家を所有した時の効能には、持ち家に対する思い入れの度合いもあるから、最後は、思想の問題であるが、お金の問題に限定すれば、実際のところは、金利と家賃の問題である。

なぜ、現金主義ではいけないのか。
取引の基本は、売買と貸借であるのに対して、現金の流れは入出金にある。物流は、受渡である。
現金主義では、現金の出入りを解るが、現金の効能は理解できない。故に、経済的働きを明らかにする為には、現金主義には限界があるのである。

家計は、現金主義を基本として損益の基準で経済的判断を下しているわけではない。
家計はお金と物の入りと出を基本として形成されるのである。

家計の基本は、お金を手に入れたら欲しい物、必要な物を買う。余った金は手持ちにするか、預金にするか。ただそれだけである。
土地以外の物は、買ったら後は陳腐化する。土地と言っても多くは、住宅として自分が使う。
つまり、自分のものというのは自家用であり、商品としての価値は持ち合わせていない。
商品は、基本的に労働の成果として得られる。つまり、商品を構成するのは、最終的には人件費、或いは、人件費の集合、塊である。
原価の中に含まれる経費は、人件費を集積した値だと言える。
お金は、使わないかぎり、名目的な価値は変わらない。

物を買うと言う事は、物を手に入れるという事である。
物を手に入れると言う事は、所有権を意味する。

物の貸し借りというのは、物そのものを直接的に貸し借りする場合と、お金を借りて物を買うのかの違いである。
手持ちの所得の範囲内で買うのには限界がある。金を借りてでも買う事で投資の幅が広がる。

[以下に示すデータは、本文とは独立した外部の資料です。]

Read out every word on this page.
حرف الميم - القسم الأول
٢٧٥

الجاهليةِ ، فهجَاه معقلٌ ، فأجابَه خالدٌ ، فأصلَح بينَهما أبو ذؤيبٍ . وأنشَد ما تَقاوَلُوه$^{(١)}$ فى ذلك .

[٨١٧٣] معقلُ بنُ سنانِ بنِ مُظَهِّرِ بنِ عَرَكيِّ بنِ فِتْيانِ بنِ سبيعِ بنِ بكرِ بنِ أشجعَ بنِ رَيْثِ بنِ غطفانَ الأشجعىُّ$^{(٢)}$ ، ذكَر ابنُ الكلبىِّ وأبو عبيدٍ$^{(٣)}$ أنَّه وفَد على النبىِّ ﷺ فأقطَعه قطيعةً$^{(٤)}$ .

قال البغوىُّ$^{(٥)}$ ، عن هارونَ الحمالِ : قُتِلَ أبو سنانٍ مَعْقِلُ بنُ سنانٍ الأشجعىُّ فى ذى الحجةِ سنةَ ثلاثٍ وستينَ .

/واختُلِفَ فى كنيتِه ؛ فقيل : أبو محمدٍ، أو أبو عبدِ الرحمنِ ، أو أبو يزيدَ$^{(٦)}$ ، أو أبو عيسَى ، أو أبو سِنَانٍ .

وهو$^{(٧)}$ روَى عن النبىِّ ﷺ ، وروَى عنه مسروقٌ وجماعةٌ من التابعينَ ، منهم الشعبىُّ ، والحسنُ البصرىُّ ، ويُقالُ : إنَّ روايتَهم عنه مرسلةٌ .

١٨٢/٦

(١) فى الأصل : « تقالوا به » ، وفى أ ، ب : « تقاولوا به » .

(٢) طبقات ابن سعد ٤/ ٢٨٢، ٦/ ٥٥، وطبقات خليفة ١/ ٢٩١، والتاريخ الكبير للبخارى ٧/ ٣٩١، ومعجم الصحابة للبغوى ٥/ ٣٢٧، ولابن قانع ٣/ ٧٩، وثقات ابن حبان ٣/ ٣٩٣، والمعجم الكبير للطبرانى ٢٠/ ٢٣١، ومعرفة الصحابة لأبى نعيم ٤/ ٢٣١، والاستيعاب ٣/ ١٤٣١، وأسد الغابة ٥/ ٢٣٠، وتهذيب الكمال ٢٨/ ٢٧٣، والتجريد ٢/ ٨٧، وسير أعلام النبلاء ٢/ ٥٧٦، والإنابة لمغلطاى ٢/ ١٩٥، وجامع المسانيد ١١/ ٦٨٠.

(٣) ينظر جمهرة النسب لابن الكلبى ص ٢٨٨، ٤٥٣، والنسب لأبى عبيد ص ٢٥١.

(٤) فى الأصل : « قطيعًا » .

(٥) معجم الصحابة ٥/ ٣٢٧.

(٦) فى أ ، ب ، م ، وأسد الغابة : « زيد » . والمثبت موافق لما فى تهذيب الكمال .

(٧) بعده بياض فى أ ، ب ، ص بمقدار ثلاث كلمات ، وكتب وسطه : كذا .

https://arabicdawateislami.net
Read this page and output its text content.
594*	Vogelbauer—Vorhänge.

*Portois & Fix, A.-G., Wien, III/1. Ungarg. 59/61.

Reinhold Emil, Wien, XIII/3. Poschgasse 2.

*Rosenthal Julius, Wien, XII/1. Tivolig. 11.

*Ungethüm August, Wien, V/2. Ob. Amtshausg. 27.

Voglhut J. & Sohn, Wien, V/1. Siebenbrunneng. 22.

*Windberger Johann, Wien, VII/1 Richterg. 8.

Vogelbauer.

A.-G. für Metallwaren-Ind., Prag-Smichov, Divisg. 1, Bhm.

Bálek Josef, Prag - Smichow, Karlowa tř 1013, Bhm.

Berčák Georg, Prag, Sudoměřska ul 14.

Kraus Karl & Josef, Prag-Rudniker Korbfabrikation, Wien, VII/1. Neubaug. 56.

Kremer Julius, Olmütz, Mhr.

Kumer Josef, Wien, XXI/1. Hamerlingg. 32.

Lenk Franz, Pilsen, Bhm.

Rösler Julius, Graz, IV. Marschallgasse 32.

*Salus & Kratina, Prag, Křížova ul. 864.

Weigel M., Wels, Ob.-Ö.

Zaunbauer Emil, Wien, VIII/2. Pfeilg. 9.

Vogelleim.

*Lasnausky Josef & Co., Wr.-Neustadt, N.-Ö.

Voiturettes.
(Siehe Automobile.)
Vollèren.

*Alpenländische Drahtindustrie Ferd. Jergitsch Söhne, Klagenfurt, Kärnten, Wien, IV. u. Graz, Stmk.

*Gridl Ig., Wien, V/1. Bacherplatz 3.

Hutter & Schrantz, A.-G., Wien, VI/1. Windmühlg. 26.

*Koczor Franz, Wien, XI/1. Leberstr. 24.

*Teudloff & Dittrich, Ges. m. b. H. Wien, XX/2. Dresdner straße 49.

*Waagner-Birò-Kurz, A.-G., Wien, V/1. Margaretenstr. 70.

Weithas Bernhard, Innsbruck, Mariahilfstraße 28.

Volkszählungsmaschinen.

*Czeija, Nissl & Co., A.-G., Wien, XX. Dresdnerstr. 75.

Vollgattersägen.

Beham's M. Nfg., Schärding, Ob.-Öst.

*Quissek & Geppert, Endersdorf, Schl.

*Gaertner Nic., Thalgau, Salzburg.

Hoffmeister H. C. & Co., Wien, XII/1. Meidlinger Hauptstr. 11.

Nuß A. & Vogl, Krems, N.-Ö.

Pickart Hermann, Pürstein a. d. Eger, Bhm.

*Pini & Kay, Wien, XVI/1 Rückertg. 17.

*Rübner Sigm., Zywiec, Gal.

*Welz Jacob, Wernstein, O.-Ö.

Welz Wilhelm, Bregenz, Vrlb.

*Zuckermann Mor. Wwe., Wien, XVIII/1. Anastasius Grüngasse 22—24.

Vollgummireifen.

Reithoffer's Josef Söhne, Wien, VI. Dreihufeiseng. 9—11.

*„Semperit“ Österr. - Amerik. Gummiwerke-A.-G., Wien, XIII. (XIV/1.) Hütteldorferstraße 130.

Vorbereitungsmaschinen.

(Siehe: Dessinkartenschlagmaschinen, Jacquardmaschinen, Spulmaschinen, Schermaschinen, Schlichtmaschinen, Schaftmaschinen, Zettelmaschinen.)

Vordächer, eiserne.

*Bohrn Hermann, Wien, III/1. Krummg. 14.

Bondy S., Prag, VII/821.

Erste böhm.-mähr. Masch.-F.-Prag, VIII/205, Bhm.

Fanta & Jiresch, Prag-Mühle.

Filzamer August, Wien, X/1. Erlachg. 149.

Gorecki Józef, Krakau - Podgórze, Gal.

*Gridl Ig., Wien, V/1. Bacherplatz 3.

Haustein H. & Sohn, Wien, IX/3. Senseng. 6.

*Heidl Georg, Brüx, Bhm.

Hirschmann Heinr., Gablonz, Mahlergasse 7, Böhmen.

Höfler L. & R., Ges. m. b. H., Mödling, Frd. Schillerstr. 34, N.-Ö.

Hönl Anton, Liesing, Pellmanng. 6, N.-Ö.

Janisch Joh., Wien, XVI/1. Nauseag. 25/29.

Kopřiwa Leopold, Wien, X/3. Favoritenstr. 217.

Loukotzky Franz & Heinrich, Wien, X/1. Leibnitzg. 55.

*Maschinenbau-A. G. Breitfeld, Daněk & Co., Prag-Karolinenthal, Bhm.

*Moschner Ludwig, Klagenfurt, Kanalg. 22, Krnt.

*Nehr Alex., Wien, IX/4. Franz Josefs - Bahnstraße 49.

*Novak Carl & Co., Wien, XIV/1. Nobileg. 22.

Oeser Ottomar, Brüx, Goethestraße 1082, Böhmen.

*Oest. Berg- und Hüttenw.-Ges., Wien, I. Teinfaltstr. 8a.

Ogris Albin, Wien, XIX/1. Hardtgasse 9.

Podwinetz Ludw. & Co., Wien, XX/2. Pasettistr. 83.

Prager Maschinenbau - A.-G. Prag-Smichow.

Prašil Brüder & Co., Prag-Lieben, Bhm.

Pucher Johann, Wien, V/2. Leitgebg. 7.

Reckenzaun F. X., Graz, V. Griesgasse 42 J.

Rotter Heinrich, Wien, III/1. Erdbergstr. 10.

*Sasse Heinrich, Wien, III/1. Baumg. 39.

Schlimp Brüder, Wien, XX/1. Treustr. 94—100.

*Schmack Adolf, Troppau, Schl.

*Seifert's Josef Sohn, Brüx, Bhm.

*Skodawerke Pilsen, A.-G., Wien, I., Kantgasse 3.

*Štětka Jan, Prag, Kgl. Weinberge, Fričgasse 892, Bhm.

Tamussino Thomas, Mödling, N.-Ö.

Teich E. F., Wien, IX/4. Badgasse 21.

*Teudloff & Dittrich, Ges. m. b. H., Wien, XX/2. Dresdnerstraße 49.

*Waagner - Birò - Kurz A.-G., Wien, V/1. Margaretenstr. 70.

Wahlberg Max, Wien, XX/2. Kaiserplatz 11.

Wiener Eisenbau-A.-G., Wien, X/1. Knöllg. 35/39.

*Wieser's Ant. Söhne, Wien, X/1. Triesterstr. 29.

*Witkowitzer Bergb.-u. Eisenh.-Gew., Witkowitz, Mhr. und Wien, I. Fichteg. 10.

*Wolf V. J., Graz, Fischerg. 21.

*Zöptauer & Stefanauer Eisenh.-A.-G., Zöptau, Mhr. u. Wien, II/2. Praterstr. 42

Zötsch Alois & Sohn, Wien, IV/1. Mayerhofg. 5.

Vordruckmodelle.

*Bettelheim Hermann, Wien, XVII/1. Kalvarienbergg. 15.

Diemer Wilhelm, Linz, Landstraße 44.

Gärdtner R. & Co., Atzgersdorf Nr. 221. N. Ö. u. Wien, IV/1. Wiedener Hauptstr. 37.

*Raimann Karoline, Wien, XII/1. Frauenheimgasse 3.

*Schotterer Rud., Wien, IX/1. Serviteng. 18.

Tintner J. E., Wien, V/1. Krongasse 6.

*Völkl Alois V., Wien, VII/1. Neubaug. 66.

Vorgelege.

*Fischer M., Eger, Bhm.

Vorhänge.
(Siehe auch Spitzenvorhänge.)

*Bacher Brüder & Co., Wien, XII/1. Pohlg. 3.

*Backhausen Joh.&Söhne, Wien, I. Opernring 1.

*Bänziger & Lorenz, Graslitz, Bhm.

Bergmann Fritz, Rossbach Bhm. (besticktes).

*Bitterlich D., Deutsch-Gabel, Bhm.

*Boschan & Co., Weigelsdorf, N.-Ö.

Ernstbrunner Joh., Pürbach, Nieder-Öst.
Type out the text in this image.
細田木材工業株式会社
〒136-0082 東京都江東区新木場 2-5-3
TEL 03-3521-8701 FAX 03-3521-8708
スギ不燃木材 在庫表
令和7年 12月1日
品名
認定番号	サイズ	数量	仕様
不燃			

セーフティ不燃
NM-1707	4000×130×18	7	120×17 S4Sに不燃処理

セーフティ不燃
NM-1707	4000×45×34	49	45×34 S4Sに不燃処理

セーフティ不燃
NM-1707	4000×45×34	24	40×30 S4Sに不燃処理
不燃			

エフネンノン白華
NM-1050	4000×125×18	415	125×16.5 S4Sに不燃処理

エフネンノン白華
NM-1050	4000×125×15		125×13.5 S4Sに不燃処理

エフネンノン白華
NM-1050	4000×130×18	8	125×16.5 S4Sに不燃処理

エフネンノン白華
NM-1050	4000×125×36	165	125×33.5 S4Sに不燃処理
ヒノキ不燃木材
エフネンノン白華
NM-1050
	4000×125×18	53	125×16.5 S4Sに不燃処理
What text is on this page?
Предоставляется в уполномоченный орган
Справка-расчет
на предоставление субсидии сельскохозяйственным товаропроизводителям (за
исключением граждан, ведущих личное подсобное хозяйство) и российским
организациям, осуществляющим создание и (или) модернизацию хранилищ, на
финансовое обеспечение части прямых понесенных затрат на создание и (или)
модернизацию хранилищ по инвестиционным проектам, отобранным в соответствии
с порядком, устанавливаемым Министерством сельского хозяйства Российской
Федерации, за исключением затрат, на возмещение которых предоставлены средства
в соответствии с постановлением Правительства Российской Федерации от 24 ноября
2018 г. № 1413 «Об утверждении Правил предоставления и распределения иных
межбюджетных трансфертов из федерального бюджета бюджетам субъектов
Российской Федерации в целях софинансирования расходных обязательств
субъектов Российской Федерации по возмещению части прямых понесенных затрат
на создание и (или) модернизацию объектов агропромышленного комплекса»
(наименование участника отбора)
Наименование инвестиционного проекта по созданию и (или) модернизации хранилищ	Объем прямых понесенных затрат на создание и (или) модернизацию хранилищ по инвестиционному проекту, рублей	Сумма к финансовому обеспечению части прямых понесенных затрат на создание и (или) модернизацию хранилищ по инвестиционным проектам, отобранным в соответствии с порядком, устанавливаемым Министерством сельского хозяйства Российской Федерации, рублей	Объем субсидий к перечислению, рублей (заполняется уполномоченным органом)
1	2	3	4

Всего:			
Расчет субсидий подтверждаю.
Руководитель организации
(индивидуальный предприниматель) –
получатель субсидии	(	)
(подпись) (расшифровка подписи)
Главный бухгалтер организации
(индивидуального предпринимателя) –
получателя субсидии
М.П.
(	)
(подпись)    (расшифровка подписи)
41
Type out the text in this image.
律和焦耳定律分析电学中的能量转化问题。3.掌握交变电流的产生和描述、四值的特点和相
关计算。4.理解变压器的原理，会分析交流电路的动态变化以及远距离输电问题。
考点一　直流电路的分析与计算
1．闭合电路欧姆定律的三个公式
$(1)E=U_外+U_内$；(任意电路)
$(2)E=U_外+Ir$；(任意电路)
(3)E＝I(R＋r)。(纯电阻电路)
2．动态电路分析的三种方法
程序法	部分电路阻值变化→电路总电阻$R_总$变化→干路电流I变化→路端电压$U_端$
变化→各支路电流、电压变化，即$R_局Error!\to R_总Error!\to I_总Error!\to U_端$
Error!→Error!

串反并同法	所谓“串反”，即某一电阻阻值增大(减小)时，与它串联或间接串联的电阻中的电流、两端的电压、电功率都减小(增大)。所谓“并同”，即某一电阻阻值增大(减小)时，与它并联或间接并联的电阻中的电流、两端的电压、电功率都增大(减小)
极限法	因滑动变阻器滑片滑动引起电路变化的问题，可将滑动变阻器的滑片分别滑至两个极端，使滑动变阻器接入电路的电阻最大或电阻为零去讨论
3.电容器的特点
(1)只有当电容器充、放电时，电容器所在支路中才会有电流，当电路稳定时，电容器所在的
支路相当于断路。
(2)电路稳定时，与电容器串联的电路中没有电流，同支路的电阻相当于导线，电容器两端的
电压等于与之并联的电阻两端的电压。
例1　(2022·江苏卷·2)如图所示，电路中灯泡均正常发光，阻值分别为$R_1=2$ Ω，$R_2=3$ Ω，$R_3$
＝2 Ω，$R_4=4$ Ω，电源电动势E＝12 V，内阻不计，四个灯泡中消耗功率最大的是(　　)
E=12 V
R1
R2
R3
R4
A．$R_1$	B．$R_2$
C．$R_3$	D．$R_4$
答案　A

買うか、借りるかの選択肢は、その後の経済の有り様を変える。
バブル以前は、土地の値段は右肩上がりに上がったし、家賃より、土地の値上がり率の方が良かった。だから、人は、争って土地を買った。借金までして土地を買った。その為に、地価は又上昇した。ところが、バブルが崩壊して地価が下がり始めたら、価値観はあっという間に逆転した。今は、家は、買うよりも借りた方が良い。得である。
そうなると社会全体では、資産より負債の方が増える。

つまりは、売り買い貸し借りは所有権の問題となり、資産と負債の問題となる。

経済は、所得、即ち、収入と支出の問題に還元できる。
ただこの二つを切り離したら経済の働きは、理解できない。
それは家計のように限られた空間においては認識できるが、企業や財政では、収入は、収入、支出は、支出として各々独立した事象としてとらえがちである。それが経済の本質を見えなくしているのである。
お金の働きは、対極にある働き収入なら支出、支出なら収入、債務なら債権、周期と費用、資産なら負債とを結びつけて考え名手と見えてこない。
だから一意的に流れだけしか計測できない現金主義には限界があるのである。

家を買う事を例に取ると自分の所得とローンの返済額、家賃とを見比べて家を買うか、借りるかを決める。その時決め手となるのが、収入に占める支出の割合、そして、ローンの返済期間、ローンを支払いおえた時の資産価値である。

実際の資金の動き、流動性という観点からすると可処分所得が重要になる。つまり、実際に売り買いに使われるお金の量である。

いくら通貨を市場に供給しても実物市場に資金が流通しなければ、流動性は高まらない。流動性の罠である。

この様に、経済を動かしている働きは、売り買い、貸し借りと至ってシンプルな事なのである。